Labour leader Brendan Howlin has called for wage rises and the upskilling of workers but for any tax cuts in the budget to be abandoned.
Speaking at the party's pre-Dail think-in gathering in Cork, Mr Howlin outlined how the party will target inequality in the new political term, particularly for workers' incomes.
There was “a need for a pay rise in the country”, more training for workers and stronger powers for trade unions to bargain with employers, Mr Howlin said with colleagues at the Nano Nagle Centre.
A living wage was needed for everybody, he said, referring to the €12.30-an-hour paid to only a few workers in specific industries.
The party at its conference is targetting economic inequality. Mr Howlin said this was after Labour's successful role in tackling other inequalities in society, such as marriage equality and abortion rights.
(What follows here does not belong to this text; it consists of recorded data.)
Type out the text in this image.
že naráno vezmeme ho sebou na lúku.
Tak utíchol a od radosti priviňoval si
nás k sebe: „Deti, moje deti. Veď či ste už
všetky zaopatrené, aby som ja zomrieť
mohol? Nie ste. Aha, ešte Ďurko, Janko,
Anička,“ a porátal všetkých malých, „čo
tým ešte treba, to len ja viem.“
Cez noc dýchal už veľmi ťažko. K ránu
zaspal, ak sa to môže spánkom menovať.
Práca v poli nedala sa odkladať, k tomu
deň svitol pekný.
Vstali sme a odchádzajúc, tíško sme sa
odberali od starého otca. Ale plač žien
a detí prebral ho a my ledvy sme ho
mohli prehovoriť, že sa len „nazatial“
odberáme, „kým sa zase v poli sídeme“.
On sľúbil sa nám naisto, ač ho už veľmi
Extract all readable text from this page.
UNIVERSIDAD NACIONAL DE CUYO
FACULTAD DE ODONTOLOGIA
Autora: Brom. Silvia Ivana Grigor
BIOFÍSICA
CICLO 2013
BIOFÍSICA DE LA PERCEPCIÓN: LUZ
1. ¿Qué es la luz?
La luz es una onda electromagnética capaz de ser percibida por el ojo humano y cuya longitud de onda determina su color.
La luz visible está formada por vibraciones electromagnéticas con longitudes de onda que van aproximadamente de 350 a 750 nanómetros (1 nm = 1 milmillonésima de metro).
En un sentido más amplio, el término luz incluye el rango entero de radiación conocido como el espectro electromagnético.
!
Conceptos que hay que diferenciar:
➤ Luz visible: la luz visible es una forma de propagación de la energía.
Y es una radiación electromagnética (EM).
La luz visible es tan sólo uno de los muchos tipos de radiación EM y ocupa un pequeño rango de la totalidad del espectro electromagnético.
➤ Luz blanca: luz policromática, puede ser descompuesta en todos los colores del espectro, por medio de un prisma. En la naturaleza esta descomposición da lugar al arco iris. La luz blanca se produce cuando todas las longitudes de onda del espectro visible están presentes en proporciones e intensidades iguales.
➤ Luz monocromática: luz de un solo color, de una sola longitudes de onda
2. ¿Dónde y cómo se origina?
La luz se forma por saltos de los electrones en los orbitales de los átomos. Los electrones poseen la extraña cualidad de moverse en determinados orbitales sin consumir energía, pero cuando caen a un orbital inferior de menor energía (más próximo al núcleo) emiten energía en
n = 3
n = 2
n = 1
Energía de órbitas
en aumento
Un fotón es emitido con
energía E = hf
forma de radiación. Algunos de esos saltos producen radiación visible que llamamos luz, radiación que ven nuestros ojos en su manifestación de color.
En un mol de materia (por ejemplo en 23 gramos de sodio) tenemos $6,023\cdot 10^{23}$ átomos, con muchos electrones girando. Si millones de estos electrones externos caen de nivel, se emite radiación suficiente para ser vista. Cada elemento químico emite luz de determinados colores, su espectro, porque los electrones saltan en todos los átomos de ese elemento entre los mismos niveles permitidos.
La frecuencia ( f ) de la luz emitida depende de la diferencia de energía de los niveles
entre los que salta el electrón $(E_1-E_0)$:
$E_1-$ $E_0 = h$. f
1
Addressing the latest Brexit developments, Mr Howlin also said Ireland “could not afford tax cuts right now”.
This comes as the Fine Gael-led government plan for next month's budget. Proposed tax cuts flagged by Fine Gael at its last conference are still on the table despite the prospect of a no-deal Brexit looming.
Mr Howlin said he would prefer to see budget funds invested in services.
Similar tax cuts last year had amounted to the equivalent of the price of a cup of coffee for workers last year, he said at the opening of the conference.
Asked about election planning and who Labour would consider working with in government after the next general election, Mr Howlin said any deal or negotiations would be issue-led. These would be the party's red lines, he added.
He said the party would run 30 candidates and 23 of these had been chosen already.